Contributions are welcome! Please refer to the CONTRIBUTING.md file for guidelines.

Steps to Contribute: 1. Fork the repository. 2. Create a new branch:

git checkout -b feature/my-feature

3.	Commit your changes:

git commit -m "Add a new feature"

4.	Push to your branch:

git push origin feature/my-feature

5.	Open a pull request.

License

This project is licensed under the MIT License. See the LICENSE file for more details.

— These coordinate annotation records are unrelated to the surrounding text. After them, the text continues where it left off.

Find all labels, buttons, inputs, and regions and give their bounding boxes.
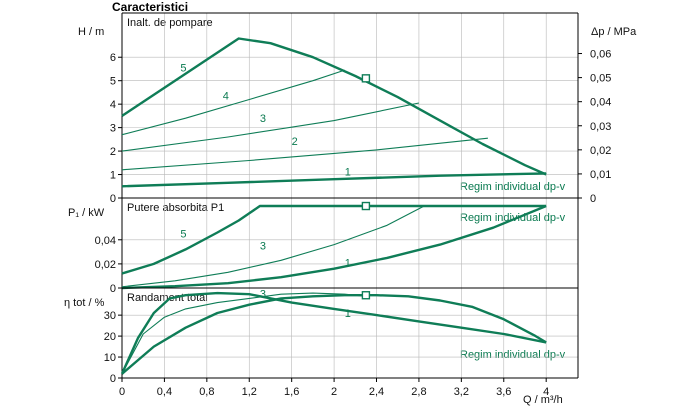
y-tick-label: 3 xyxy=(110,123,116,135)
y-tick-label: 6 xyxy=(110,52,116,64)
y-tick-label: 1 xyxy=(110,170,116,182)
series-label-5: 5 xyxy=(180,228,186,240)
y-right-tick-label: 0,01 xyxy=(590,169,611,181)
chart-heading: Caracteristici xyxy=(112,0,189,14)
series-line-1 xyxy=(120,291,547,375)
series-line-2 xyxy=(121,137,488,171)
series-label-1: 1 xyxy=(345,308,351,320)
y-tick-label: 10 xyxy=(104,352,116,364)
operating-point-marker xyxy=(361,291,371,300)
y-tick-label: 2 xyxy=(110,146,116,158)
series-line-1 xyxy=(121,204,547,290)
y-right-tick-label: 0 xyxy=(590,193,596,205)
panel-power-annotation: Regim individual dp-v xyxy=(460,212,566,224)
y-tick-label: 0,02 xyxy=(95,259,116,271)
series-line-1 xyxy=(121,172,547,188)
y-right-tick-label: 0,02 xyxy=(590,145,611,157)
series-label-1: 1 xyxy=(345,257,351,269)
panel-head-ylabel: H / m xyxy=(78,26,104,38)
y-tick-label: 0,04 xyxy=(95,235,116,247)
x-axis-label: Q / m³/h xyxy=(523,394,563,406)
series-label-2: 2 xyxy=(292,136,298,148)
y-right-tick-label: 0,03 xyxy=(590,121,611,133)
x-tick-label: 0 xyxy=(119,386,125,398)
x-tick-label: 2,4 xyxy=(369,386,384,398)
y-tick-label: 0 xyxy=(110,283,116,295)
panel-power-ylabel: P₁ / kW xyxy=(68,207,105,219)
x-tick-label: 1,6 xyxy=(284,386,299,398)
y-right-tick-label: 0,06 xyxy=(590,49,611,61)
series-line-3 xyxy=(121,205,425,288)
x-tick-label: 3,2 xyxy=(454,386,469,398)
x-tick-label: 0,4 xyxy=(157,386,172,398)
panel-efficiency: Randament total η tot / % Regim individu… xyxy=(64,292,566,361)
y-tick-label: 4 xyxy=(110,99,116,111)
y-tick-label: 5 xyxy=(110,76,116,88)
panel-head-ylabel-right: Δp / MPa xyxy=(591,26,637,38)
y-tick-label: 0 xyxy=(110,193,116,205)
series-label-3: 3 xyxy=(260,288,266,300)
y-right-tick-label: 0,05 xyxy=(590,73,611,85)
series-line-5 xyxy=(121,204,547,275)
x-tick-label: 0,8 xyxy=(199,386,214,398)
operating-point-marker xyxy=(361,201,371,211)
series-label-1: 1 xyxy=(345,167,351,179)
x-tick-label: 1,2 xyxy=(242,386,257,398)
series-line-3 xyxy=(121,102,420,152)
panel-power: Putere absorbita P1 P₁ / kW Regim indivi… xyxy=(68,202,566,224)
y-tick-label: 20 xyxy=(104,331,116,343)
series-label-3: 3 xyxy=(260,113,266,125)
panel-head-title: Inalt. de pompare xyxy=(127,17,213,29)
panel-efficiency-ylabel: η tot / % xyxy=(64,297,105,309)
series-line-4 xyxy=(121,69,345,136)
panel-head-annotation: Regim individual dp-v xyxy=(460,181,566,193)
panel-head: Inalt. de pompare H / m Δp / MPa Regim i… xyxy=(78,17,637,193)
y-right-tick-label: 0,04 xyxy=(590,97,611,109)
series-label-3: 3 xyxy=(260,240,266,252)
series-label-5: 5 xyxy=(180,62,186,74)
panel-power-title: Putere absorbita P1 xyxy=(127,202,224,214)
chart-marks: 012345600,010,020,030,040,050,065432100,… xyxy=(95,12,611,398)
y-tick-label: 0 xyxy=(110,373,116,385)
series-line-3 xyxy=(121,292,366,375)
panel-efficiency-annotation: Regim individual dp-v xyxy=(460,349,566,361)
series-label-4: 4 xyxy=(223,90,229,102)
y-tick-label: 30 xyxy=(104,310,116,322)
series-line-5 xyxy=(121,37,547,176)
x-tick-label: 4 xyxy=(543,386,549,398)
operating-point-marker xyxy=(361,74,371,83)
x-tick-label: 3,6 xyxy=(496,386,511,398)
series-line-dpv xyxy=(121,294,547,375)
x-tick-label: 2,8 xyxy=(411,386,426,398)
x-tick-label: 2 xyxy=(331,386,337,398)
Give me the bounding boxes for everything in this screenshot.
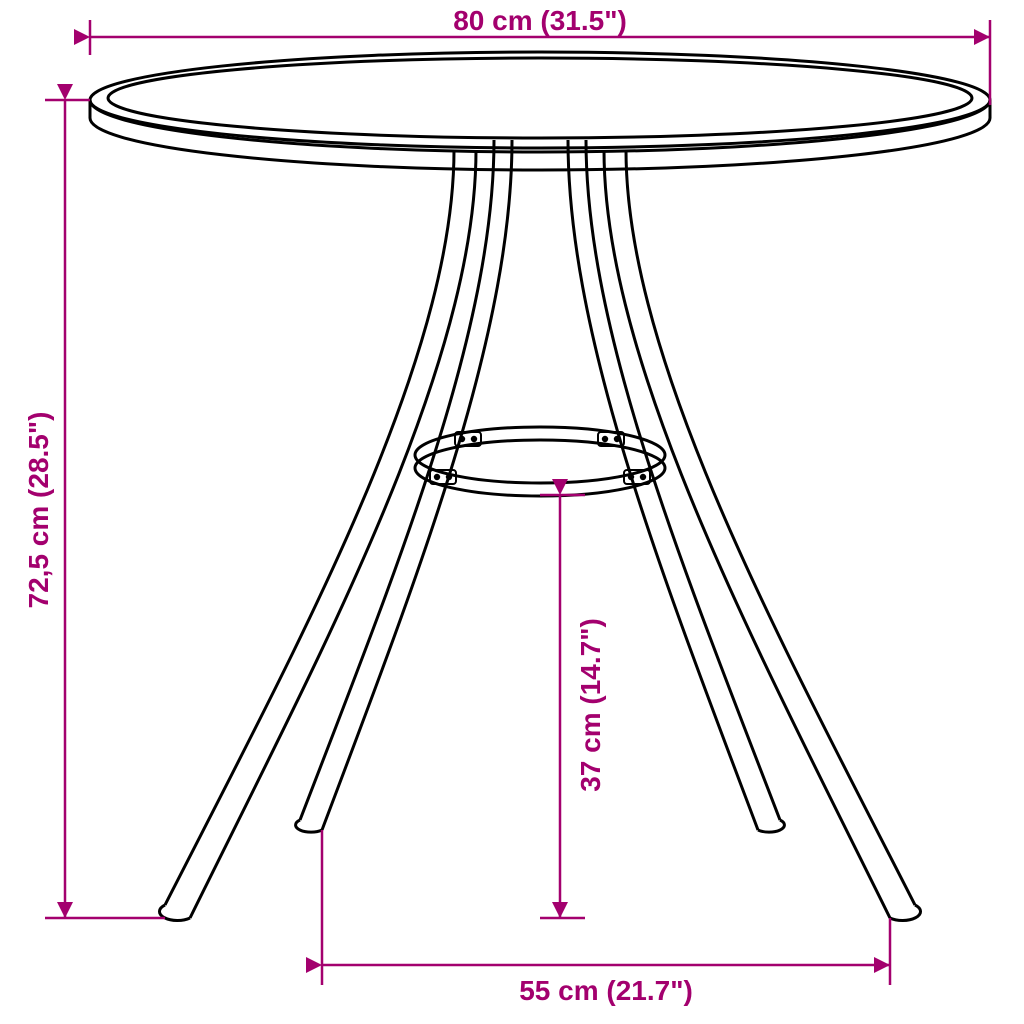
dim-height: 72,5 cm (28.5") [23,412,54,609]
dim-leg-span: 55 cm (21.7") [519,975,693,1006]
dim-ring-height: 37 cm (14.7") [575,618,606,792]
dimension-diagram: 80 cm (31.5") 72,5 cm (28.5") 37 cm (14.… [0,0,1024,1024]
dim-top-width: 80 cm (31.5") [453,5,627,36]
table-outline [90,52,990,921]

Acknowledgments • Josef Kurk Edwards: Original creator of the Persistent Memory Logic Loop. • Mr. Obi Oberdier: Peer reviewer who confirmed the foundational importance of the PMLL system.

References 1. Proposal for Persistent Secure Memory Architecture in Conversational AI 2. A Formal Proof that P Equals NP Using the PMLL Algorithm 3. P = NP: From Proposal to Formal Proof Using the PMLL Algorithm

Glossary

Term Definition Adaptive AI AI that can adapt to changing conditions and learn from experience. Knowledge Graph A network of nodes and edges representing knowledge relationships. Memory Silos Persistent storage units for data retention.